第6 顧客に自ら給油等をさせる給油取扱所に関する事項

 1 位置、構造及び設備の技術上の基準に関する事項
  顧客に自ら自動車等に給油させ、又は灯油若しくは軽油を容器に詰め替えさせる給油取扱所(以下「顧客に自ら給油等をさせる給油取扱所」という。)については、令第17条第1項から第4項までに掲げる基準を超える特例を省令で定めることができるものとされたこと(令第17条第5項関係)。
  顧客に自ら給油等をさせる給油取扱所の具体的内容及びその基準の特例については、今後、規則において規定される予定であること。
  なお、令第17条第5項により規則において規定される基準は、令第17条第1項から第4項までに掲げる基準を「超える」特例であるため、特例を定めない事項については令第17条第1項から第4項までの基準が適用になるものであること。

 2 取扱いの技術上の基準に関する事項
  顧客に自ら給油等をさせる給油取扱所における取扱いの基準は、令第27条第6項第1号(カを除く。)の規定の例によるほか、省令で定めるところによるものとされたこと(令第27条第6項第1号の3関係)。
  当該取扱いの基準については、今後、規則において規定される予定であること。

 3 その他
  顧客に自ら給油等をさせる給油取扱所の位置、構造及び設備の技術上の基準の特例が定められることに伴い、顧客に自ら給油等をさせる給油取扱所以外の給油取扱所において顧客に自ら自動車等に給油させ、又は灯油若しくは軽油を容器に詰め替えさせ、若しくは車両に固定されたタンクに注入させてはならない旨が明示されたこと(令第27条第6項第1号カ関係)。

第7 一般取扱所の特例に関する事項
 一般取扱所のうち、その施設における危険物の取扱形態が類型化できる次のものについて、令第19条第1項の基準の特例を定めることができるものとされたこと(令第19条第2項第1号の2、第7号及び第8号関係)。
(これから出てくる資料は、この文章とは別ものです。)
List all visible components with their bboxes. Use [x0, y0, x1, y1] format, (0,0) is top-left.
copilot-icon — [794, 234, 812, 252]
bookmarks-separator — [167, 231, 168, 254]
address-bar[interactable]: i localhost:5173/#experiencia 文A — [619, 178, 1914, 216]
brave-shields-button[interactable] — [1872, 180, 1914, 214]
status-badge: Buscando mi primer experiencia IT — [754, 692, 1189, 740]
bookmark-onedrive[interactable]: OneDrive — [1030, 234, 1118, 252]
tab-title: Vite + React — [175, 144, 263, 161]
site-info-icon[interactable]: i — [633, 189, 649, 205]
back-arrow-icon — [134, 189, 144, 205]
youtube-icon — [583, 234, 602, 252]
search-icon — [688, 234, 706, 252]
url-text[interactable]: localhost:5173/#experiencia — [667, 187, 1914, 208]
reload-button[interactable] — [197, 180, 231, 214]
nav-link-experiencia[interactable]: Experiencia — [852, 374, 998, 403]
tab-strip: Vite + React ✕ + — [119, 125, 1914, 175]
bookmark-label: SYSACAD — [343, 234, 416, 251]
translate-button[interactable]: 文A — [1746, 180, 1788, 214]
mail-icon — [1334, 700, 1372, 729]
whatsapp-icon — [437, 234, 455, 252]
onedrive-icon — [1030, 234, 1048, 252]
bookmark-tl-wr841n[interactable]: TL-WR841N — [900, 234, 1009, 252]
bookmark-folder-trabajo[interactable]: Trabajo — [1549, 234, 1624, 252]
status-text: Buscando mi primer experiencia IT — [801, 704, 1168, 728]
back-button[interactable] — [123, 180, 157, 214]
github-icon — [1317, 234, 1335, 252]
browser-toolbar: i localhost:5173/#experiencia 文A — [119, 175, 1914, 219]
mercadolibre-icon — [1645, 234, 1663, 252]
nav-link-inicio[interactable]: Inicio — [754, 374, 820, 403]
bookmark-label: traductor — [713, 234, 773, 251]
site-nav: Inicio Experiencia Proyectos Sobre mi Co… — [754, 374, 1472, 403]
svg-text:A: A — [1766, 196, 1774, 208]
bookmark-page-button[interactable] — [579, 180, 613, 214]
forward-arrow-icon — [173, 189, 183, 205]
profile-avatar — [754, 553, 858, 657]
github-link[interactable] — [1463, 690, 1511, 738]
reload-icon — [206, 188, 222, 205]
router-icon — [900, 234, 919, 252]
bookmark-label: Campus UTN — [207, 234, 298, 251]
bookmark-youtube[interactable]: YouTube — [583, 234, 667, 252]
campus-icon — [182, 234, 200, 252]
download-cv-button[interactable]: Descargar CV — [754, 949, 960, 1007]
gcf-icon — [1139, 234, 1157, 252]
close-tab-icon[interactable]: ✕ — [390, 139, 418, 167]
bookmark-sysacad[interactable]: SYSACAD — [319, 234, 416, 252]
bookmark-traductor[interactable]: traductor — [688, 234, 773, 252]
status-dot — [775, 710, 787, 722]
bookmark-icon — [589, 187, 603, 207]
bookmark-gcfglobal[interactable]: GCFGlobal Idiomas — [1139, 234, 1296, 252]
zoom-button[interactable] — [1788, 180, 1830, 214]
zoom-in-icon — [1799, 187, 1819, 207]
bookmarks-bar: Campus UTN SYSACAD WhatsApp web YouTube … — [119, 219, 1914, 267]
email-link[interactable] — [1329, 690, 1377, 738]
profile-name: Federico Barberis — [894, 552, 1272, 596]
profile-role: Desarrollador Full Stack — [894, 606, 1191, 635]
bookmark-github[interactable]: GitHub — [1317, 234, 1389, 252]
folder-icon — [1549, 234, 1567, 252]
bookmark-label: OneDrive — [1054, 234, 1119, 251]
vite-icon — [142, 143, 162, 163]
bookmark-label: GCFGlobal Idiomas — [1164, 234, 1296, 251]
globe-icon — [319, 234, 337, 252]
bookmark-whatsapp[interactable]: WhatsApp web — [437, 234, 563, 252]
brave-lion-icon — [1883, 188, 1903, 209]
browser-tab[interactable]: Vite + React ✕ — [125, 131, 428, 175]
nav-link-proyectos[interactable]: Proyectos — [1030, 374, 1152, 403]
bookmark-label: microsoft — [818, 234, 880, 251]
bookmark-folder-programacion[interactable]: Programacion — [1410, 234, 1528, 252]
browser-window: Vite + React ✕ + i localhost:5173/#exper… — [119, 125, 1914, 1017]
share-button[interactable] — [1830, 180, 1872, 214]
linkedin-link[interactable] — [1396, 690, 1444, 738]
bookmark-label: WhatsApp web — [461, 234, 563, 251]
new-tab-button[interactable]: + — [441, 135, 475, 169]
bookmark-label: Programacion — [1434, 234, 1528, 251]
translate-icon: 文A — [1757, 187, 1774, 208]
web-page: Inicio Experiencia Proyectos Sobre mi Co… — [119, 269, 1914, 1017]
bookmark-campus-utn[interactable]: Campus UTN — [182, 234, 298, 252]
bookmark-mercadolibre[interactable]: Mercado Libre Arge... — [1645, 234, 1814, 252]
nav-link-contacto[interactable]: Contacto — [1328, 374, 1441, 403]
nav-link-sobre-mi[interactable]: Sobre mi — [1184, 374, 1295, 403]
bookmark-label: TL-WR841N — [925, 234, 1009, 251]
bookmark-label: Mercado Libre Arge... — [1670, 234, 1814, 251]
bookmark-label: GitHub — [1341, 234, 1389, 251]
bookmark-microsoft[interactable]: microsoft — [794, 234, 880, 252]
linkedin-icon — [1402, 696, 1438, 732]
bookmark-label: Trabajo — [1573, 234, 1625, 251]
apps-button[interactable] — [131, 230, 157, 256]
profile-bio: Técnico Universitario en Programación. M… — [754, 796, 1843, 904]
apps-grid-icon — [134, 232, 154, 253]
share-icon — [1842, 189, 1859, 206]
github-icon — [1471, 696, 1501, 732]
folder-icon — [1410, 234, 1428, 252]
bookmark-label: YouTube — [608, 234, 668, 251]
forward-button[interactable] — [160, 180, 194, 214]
 1 洗浄の作業を行う一般取扱所その他これに類する一般取扱所

 2 切削油として危険物を用いた切削装置又は研削装置を設置する一般取扱所その他これに類する一般取扱所

 3 危険物以外の物を加熱するため危険物を用いた熱媒体油循環装置を設置する一般取扱所その他これに類する一般取扱所
  これらの一般取扱所の具体的内容及びその基準の特例については、今後、規則において規定される予定であること。

第8 その他の事項

 1 国際単位系に係る計量単位への変更に関する事項
  計量法の改正に伴い、取引又は証明に使用される計量単位を国際単位系に係る計量単位に変更するものとされたことを踏まえ、今回の改正により、製造所等の位置、構造及び設備に係る技術上の基準並びに指定可燃物の範囲に使用する計量単位を国際単位系に係る計量単位に改めるものとされたこと(令第8条の3、第13条第1項第6号、第14条第6号、第15条第1項第2号、第40条第1項の表の(2)の項及び(2)の項並びに別表第4備考第5号ハ及びニ関係)。
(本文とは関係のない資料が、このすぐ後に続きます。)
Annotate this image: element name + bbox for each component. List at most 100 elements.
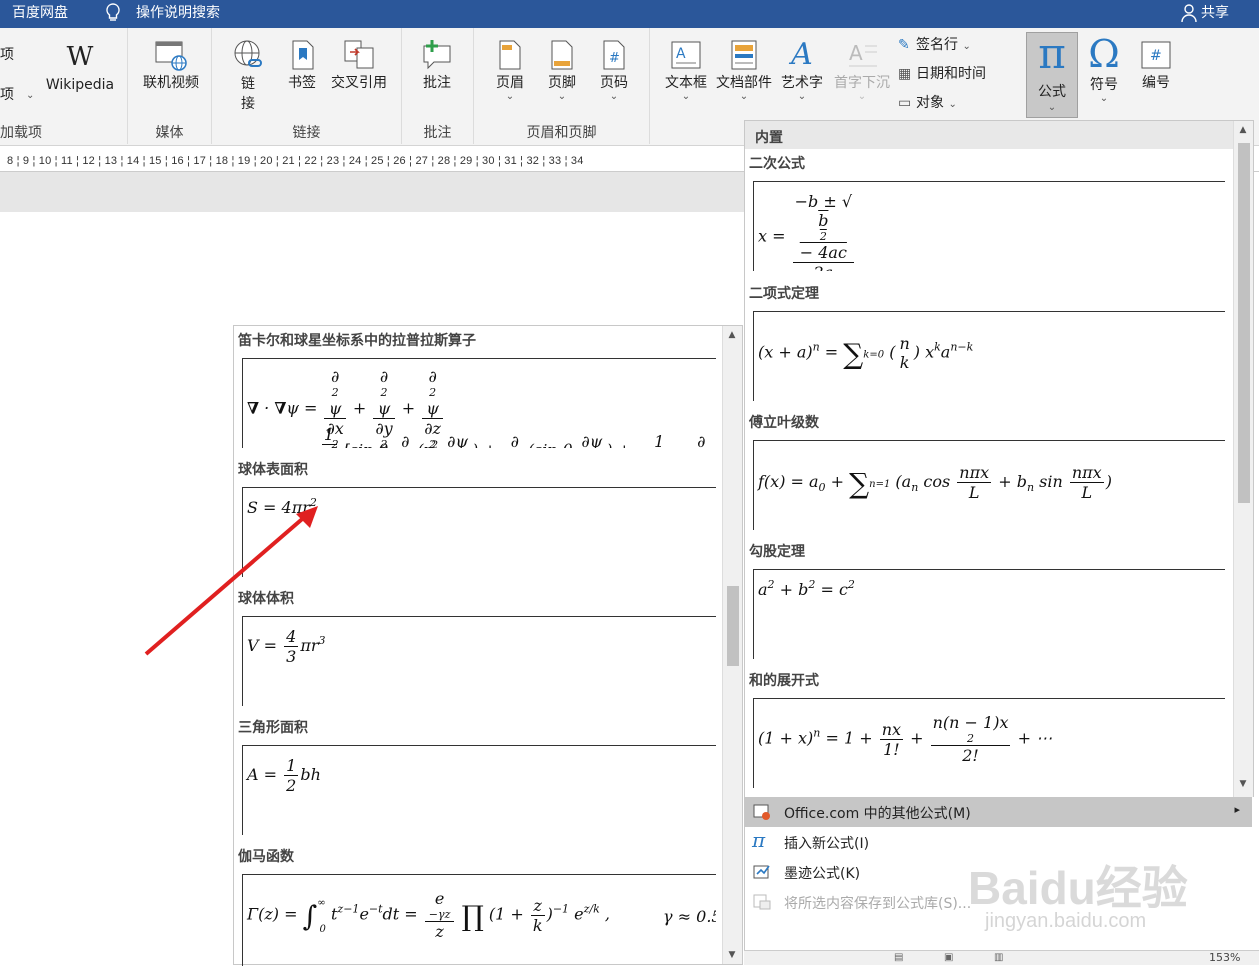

 2 その他、今回の改正に合わせ、規定の整備が図られたこと。

第9 施行期日等

 1 施行期日
  改正令は、原則として平成10年3月16日から施行するものとされたが、特定屋外タンク貯蔵所の屋外貯蔵タンクに関する事項及び顧客に自ら給油等をさせる給油取扱所に関する事項については平成10年4月1日から、国際単位系に係る計量単位への変更に関する事項については平成11年10月1日から施行するものとされたこと(改正令附則第1項関係)。

 2 経過措置

  (1) 平成10年4月1日において現に法第11条第1項の規定により許可を受けている屋外タンク貯蔵所で、その設備が令第11条第1項第12号の3に定める技術上の基準に適合しないものに係る技術上の基準については、同号の規定にかかわらず、平成21年3月31日までの間は、なお従前の例によるものとされたこと(改正令附則第2項関係)。
   なお、この経過措置の期間は、容量1万キロリットル以上の屋外タンク貯蔵所の開放周期の時期等を考慮の上、設けられたものであるため、保安検査等により屋外貯蔵タンクを開放する際には、令第11条第1項第12号の3に定める技術上の基準に適合する弁を設けるよう指導されたいこと。

  (2) 平成11年10月1日において現に法第11条第1項の規定により許可を受けている製造所、貯蔵所又は取扱所の構造で、同日において現に存するもののうち、令第13条第1項第6号に定める技術上の基準(令第9条第1項第20号ハ(令第19条第1項において準用する場合を含む。)、令第13条第2項若しくは第3項又は令第17条第1項第6号イ若しくは第2項第2号においてその例によるものとされる場合を含む。)、令第14条第6号に定める技術上の基準(令第17条第1項第6号ロにおいてその例によるものとされる場合を含む。)又は令第15条第1項第2号に定める技術上の基準に適合しないものの構造に係る技術上の基準については、これらの規定にかかわらず、なお従前の例によるものとされたこと(改正令附則第3項関係)。

  (3) 改正令(附則第1項各号に掲げる規定については、当該各規定)の施行前にした行為に対する罰則の適用については、なお従前の例によるものとされたこと(改正令附則第4項関係)。